Differential abilities of nitrogen dioxide and nitrite to nitrate proteins in thylakoid membranes isolated from Arabidopsis leaves

Abstract

Exposure of Arabidopsis leaves to nitrogen dioxide (NO₂) results in nitration of specific chloroplast proteins. To determine whether NO₂ itself and/or nitrite derived from NO₂ can nitrate proteins, Arabidopsis thylakoid membranes were isolated and treated with NO₂-bubbled or potassium nitrite (KNO₂) buffer, followed by protein extraction, electrophoresis, and immunoblotting using an anti-3-nitrotyrosine (NT) antibody. NO₂ concentrations in the NO₂-bubbled buffer were calculated by numerically solving NO₂ dissociation kinetic equations. The two buffers were adjusted to have identical nitrite concentrations. Both treatments yielded an NT-immunopositive band that LC/MS identified as PSBO1. The difference in the band intensity between the 2 treatments was designated nitration by NO₂. Both NO₂ and nitrite mediated nitration of proteins, and the nitration ability per unit NO₂ concentration was ∼100-fold greater than that of nitrite.

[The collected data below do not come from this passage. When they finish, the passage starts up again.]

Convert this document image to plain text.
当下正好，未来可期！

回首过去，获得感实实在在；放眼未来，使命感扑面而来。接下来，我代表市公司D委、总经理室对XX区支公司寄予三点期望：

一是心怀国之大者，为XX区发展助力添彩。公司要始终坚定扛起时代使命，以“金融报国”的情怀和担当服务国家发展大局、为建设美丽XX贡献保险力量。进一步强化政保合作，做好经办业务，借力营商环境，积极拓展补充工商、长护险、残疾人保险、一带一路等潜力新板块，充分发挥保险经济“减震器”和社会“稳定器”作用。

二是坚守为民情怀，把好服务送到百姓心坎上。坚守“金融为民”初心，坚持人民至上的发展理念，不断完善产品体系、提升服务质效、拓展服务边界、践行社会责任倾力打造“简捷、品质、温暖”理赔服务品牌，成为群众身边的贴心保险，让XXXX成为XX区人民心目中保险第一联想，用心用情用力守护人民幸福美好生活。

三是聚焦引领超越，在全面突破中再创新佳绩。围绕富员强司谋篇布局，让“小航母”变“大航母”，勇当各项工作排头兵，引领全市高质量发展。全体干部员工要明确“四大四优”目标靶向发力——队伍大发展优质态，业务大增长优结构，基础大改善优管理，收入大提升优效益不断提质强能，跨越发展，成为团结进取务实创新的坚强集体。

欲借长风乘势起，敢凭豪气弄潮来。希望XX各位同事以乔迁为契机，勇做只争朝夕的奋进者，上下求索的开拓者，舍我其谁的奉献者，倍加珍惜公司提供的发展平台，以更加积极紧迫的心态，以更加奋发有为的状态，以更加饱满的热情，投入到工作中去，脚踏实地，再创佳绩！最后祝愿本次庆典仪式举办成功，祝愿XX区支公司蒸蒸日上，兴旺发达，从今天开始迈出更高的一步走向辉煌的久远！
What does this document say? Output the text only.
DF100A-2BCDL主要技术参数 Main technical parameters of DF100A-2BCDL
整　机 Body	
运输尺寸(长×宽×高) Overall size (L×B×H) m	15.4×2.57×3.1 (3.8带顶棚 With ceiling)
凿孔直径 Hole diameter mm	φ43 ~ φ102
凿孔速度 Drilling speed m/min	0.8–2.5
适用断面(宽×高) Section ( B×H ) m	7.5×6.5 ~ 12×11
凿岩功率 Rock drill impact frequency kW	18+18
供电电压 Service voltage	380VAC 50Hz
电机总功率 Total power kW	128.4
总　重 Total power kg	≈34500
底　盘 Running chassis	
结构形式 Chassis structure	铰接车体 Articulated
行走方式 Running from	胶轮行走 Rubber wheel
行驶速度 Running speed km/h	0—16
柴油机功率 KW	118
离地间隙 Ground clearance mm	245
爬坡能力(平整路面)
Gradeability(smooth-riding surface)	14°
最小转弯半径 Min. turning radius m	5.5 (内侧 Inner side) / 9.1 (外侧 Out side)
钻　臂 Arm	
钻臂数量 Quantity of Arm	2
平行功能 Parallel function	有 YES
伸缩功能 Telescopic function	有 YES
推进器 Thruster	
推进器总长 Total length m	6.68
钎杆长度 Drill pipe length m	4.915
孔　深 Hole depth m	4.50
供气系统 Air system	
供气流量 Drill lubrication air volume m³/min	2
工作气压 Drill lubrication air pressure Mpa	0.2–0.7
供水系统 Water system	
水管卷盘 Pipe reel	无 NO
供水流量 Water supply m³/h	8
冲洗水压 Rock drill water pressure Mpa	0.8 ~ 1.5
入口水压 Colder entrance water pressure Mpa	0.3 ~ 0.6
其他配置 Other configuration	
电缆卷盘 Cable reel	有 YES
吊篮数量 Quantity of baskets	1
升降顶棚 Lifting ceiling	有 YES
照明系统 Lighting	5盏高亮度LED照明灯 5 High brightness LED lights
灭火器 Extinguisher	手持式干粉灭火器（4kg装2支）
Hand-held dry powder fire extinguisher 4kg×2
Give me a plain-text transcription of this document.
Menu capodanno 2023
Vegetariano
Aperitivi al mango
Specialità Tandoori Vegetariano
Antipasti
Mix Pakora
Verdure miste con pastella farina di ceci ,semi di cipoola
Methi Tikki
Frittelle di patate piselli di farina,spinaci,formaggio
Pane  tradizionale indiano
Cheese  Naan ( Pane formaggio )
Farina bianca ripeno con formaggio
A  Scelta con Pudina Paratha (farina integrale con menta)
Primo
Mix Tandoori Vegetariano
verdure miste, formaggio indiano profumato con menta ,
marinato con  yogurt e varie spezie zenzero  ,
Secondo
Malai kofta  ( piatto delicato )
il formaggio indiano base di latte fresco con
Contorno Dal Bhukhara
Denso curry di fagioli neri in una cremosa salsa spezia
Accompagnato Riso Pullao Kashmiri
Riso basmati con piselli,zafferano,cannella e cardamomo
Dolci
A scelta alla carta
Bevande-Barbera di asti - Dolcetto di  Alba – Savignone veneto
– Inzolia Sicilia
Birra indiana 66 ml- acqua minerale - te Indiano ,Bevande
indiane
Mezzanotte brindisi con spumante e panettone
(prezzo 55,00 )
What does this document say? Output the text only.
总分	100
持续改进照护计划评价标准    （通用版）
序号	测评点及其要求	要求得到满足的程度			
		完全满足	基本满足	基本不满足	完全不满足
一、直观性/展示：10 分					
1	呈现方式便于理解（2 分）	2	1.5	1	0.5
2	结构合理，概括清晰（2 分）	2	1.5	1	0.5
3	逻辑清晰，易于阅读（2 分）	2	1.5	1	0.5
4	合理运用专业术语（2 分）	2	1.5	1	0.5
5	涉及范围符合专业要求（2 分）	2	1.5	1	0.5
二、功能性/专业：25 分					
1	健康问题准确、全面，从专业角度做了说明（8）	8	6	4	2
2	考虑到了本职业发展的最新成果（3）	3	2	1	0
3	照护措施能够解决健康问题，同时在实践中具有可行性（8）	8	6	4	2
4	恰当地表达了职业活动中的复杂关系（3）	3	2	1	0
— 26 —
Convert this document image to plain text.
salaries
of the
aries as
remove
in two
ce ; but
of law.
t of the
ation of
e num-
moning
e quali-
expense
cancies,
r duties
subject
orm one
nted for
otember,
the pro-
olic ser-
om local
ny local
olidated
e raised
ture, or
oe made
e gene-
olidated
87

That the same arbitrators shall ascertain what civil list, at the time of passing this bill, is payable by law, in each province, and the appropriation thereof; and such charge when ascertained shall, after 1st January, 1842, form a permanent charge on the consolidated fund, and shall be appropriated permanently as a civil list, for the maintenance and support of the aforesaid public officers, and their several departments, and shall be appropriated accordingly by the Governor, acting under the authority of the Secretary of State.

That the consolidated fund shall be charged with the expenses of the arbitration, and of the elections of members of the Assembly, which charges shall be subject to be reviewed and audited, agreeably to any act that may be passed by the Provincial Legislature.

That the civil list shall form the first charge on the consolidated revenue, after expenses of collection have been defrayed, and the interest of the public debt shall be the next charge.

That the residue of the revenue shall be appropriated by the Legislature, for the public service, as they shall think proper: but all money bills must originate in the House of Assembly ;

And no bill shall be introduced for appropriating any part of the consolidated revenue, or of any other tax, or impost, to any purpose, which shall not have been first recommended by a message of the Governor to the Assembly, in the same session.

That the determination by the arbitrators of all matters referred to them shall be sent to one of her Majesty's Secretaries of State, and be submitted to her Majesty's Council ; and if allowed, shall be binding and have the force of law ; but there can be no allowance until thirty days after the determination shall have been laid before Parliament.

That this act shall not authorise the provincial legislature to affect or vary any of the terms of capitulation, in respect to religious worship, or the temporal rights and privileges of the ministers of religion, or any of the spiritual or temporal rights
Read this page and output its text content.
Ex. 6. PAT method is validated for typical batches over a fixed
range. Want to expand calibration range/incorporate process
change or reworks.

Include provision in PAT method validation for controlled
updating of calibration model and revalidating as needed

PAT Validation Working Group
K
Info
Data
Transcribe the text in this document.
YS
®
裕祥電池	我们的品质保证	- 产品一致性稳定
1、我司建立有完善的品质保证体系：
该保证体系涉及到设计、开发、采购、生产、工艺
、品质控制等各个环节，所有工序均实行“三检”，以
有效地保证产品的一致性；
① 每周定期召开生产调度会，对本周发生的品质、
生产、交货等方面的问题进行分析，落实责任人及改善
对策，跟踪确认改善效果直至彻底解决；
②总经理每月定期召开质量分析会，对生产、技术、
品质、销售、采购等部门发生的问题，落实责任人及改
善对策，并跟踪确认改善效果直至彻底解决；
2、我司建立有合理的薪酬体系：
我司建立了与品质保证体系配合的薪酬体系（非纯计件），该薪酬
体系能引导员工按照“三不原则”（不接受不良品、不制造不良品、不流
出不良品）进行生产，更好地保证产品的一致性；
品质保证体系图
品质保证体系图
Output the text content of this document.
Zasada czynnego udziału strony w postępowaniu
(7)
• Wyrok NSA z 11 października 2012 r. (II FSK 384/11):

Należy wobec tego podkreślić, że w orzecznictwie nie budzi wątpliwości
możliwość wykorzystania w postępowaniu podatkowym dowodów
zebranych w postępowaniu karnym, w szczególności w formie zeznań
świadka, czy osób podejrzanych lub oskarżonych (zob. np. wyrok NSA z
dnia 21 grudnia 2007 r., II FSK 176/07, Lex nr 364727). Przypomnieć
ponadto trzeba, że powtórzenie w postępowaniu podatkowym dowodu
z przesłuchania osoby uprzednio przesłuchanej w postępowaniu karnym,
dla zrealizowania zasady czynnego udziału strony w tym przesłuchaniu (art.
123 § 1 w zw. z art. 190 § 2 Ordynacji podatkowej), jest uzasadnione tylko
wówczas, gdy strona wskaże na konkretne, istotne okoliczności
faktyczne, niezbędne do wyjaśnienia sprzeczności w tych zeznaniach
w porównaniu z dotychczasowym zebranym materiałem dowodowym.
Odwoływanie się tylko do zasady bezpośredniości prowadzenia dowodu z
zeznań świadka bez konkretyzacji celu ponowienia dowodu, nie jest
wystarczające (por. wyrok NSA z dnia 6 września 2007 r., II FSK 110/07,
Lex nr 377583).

Keywords: Arabidopsis; PsbO; nitrite; nitrogen dioxide; protein tyrosine nitration; thylakoid membranes.

Figure 1.

Protein nitration in isolated thylakoid membranes due to treatment with NO₂-bubbled buffer or KNO₂ buffer. Thylakoid membranes were incubated with NO₂-bubbled buffer containing 0 to 36.8 μM NO₂ and 0 to 4.35 mM NO₂⁻ or with KNO₂ buffer containing 0 to 4.35 mM NO₂⁻ for 60 min at 25°C in light. (A) Immunoblot with an antibody against 3-NT (lanes 1, 2, and 5) and SYPRO Ruby stain (lanes 3, 4, and 6) of proteins extracted from isolated thylakoid membranes before (lanes 1 and 3) and after treatment with NO₂-bubbled buffer containing 36.8 µM NO₂ and 4.35 mM NO₂⁻ (lanes 2 and 4) or KNO₂ buffer containing 4.35 mM NO₂⁻ (lanes 5 and 6). (B) Immunoblot with an antibody against 3-NT of proteins from isolated thylakoid membranes following incubation with NO₂-bubbled or KNO₂ buffer. (C) FC_PSBO1 by NO₂-bubbled buffer or FC_PSBO1 by KNO₂ buffer plotted against of NO₂ and NO₂⁻ concentrations. The concentration of NO₂ corresponds to that in NO₂-bubbled buffer, and the concentration of NO₂⁻ corresponds to that in NO₂-bubbled and KNO₂ buffer. FC_PSBO1 by NO₂-bubbled buffer = (intensity of the NT-immunopositive band of PSBPO1 after incubation with NO₂-bubbled buffer) / (intensity of the same band before incubation with NO₂-bubbled buffer). FC_PSBO1 by KNO₂ buffer = (intensity of the NT-immunopositive band of PSBPO1 after incubation with KNO₂ buffer) / (intensity of the same band before incubation with KNO₂ buffer). Data represent means of 3 independent experiments ± SD. Asterisk indicates that the FC_PSBO1 value of NO₂-bubbled buffer was significantly higher (*, p < 0.05; **, p < 0.01) than that of FC_PSBO1 by KNO₂ buffer, as assessed by Student's t-test. Statistical analyses were performed using GraphPad Prism 6.0 (GraphPad Software, La Jolla, CA, USA).